23.4.07

Delinquência juvenil sobe com sobrelotação e pobreza urbanas

Alexandra Marques, in Jornal de Notícias

Bairros do Porto são onde a exclusão social mais supera a média

O esvaziamento populacional de Lisboa e do Porto e a sobrelotação dos maiores concelhos das duas Áreas Metropolitanas, associado às bolsas de pobreza concentradas nos bairros sociais, são os factores mais propiciadores da delinquência juvenil urbana.

Estima-se que, em 2011, Sintra terá uma densidade demográfica superior à da capital e o mesmo acontecerá entre Gaia e o Porto, onde um quinto da população - um em cada cinco habitantes - vive em bairros camarários.

Estes dados foram anunciados em Lisboa, sábado, por José Luís Fernandes, director do Centro de Estudos do Comportamento Desviante, da Universidade do Porto, antes do encerramento de um colóquio sobre "direitos da criança e dos jovens", promovido pelo Centro de Estudos Judiciários (CEJ) e o Instituto Superior de Psicologia Aplicada (ISPA).

O investigador salientou que o Porto é, das urbes nacionais, onde a exclusão social mais supera (em larga escala) o número de focos residenciais mais ricos, tendo 40 bairros sociais, num total de 40 mil habitantes, sem que haja equivalência com o estrato social mais favorecido.
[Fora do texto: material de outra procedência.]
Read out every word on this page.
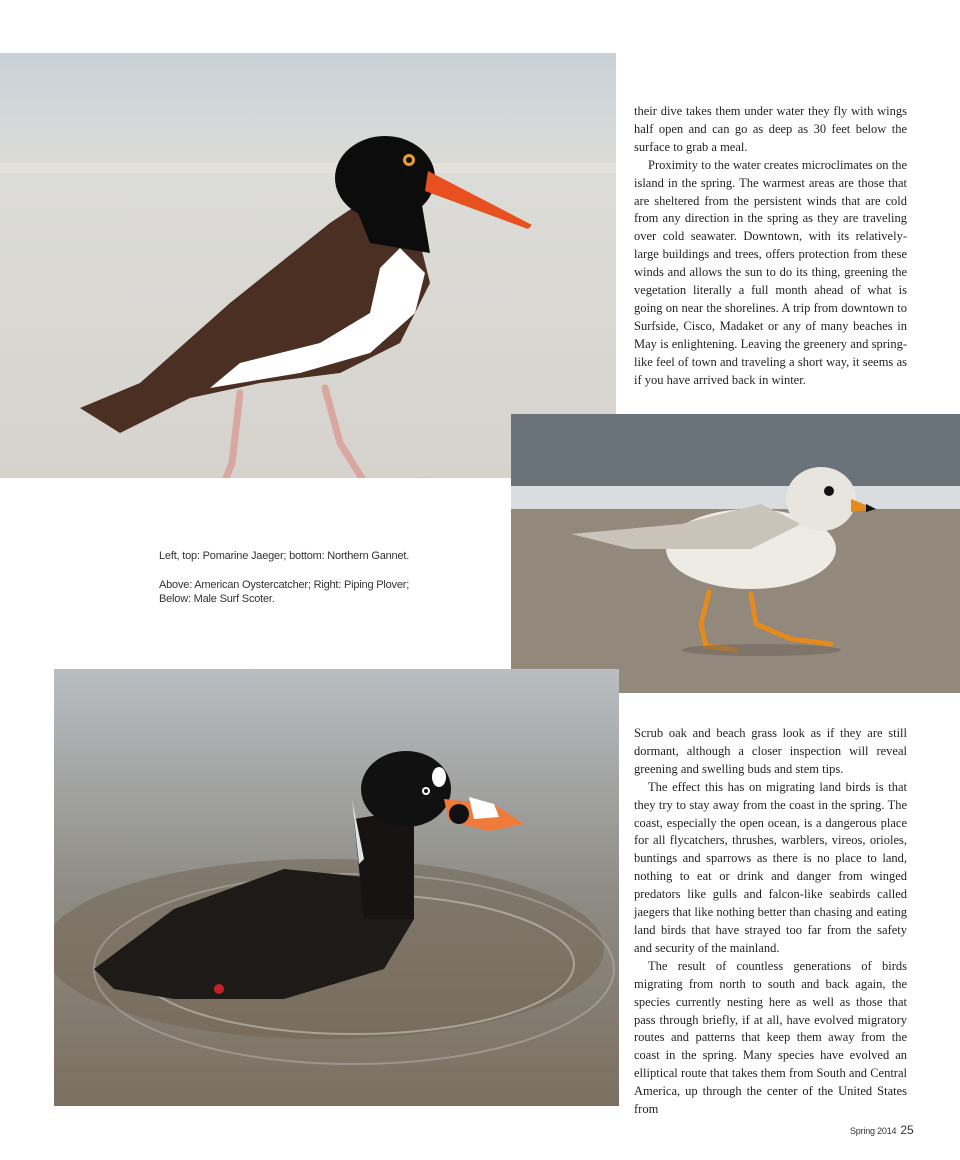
their dive takes them under water they fly with wings half open and can go as deep as 30 feet below the surface to grab a meal.

Proximity to the water creates microclimates on the island in the spring. The warmest areas are those that are sheltered from the persistent winds that are cold from any direction in the spring as they are traveling over cold seawater. Downtown, with its relatively-large buildings and trees, offers protection from these winds and allows the sun to do its thing, greening the vegetation literally a full month ahead of what is going on near the shorelines. A trip from downtown to Surfside, Cisco, Madaket or any of many beaches in May is enlightening. Leaving the greenery and spring-like feel of town and traveling a short way, it seems as if you have arrived back in winter.

Left, top: Pomarine Jaeger; bottom: Northern Gannet.
Above: American Oystercatcher; Right: Piping Plover;
Below: Male Surf Scoter.

Scrub oak and beach grass look as if they are still dormant, although a closer inspection will reveal greening and swelling buds and stem tips.

The effect this has on migrating land birds is that they try to stay away from the coast in the spring. The coast, especially the open ocean, is a dangerous place for all flycatchers, thrushes, warblers, vireos, orioles, buntings and sparrows as there is no place to land, nothing to eat or drink and danger from winged predators like gulls and falcon-like seabirds called jaegers that like nothing better than chasing and eating land birds that have strayed too far from the safety and security of the mainland.

The result of countless generations of birds migrating from north to south and back again, the species currently nesting here as well as those that pass through briefly, if at all, have evolved migratory routes and patterns that keep them away from the coast in the spring. Many species have evolved an elliptical route that takes them from South and Central America, up through the center of the United States from

Spring 2014 25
A transferência para as áreas suburbanas das metrópoles e os bairros sociais segregados nas mesmas é a causa do crescente número de jovens urbanos pobres - designação oriunda do Brasil -, a maioria dos quais se encontra em situação moratória.

Interiorização do risco

Estar em moratória significa que estes jovens - entre os 12 e os 16 anos - deixaram de estudar, não têm uma família funcional, não lhes é dado emprego porque não têm qualificações e ocupam os dias em actos de marginalidade e delinquência. Nos 700 bairros das Zonas Urbanas Sensíveis, de França, são mais de 230 mil os que, dos 15 aos 25 anos, vivem nestas condições.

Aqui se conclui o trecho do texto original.